The sermon on the Mount opens with the eight Beatitudes. They are actually a prose poem in eight verses and constitute a general summary of the Christian teaching. A general summing up, such as this, is highly characteristic of the old Oriental mode of approach to a religious and philosophical teaching, and it naturally recalls the Eightfold Path of Buddhism, the Ten Commandments of Moses, and other such compact groupings of ideas.
Jesus concerned himself exclusively with the teaching of general principles, and these general principles always had to do with mental states, for he knew that if one’s mental states are right, everything else might be right too.

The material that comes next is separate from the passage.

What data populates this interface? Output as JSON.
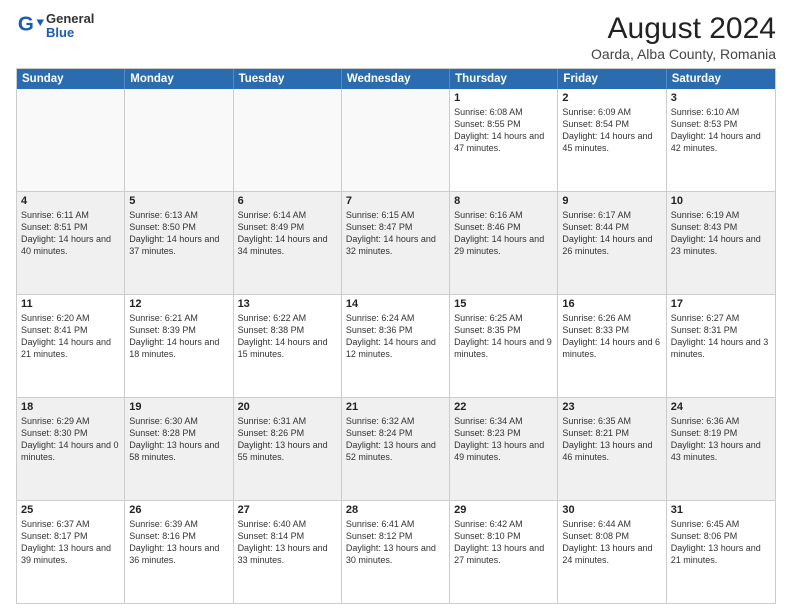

Unlike the other great religious teachers, he gives us no detailed instructions about what we are to do or not to do.
…the hour cometh, when ye shall neither in this mountain, nor yet at Jerusalem, worship the Father.
…the hour cometh, and now is, when the true worshippers shall worship the Father in spirit and in truth; for the Father seeketh such to worship him.
God is a spirit; and they that worship him must worship him in spirit and truth
(John 4:21, 23-24).
Are we living our lives in spirit and truth? Are we worshipping God this way. In spirit means that which is in our hearts, our intentions and our minds. In truth means according to God’s teachings. Many of us worship and live in physicality and sensory perception. This will not lead us to the Eden God created for us.
When our perception and reality is based on spirituality and God’s truth, we are on the path to our gardens.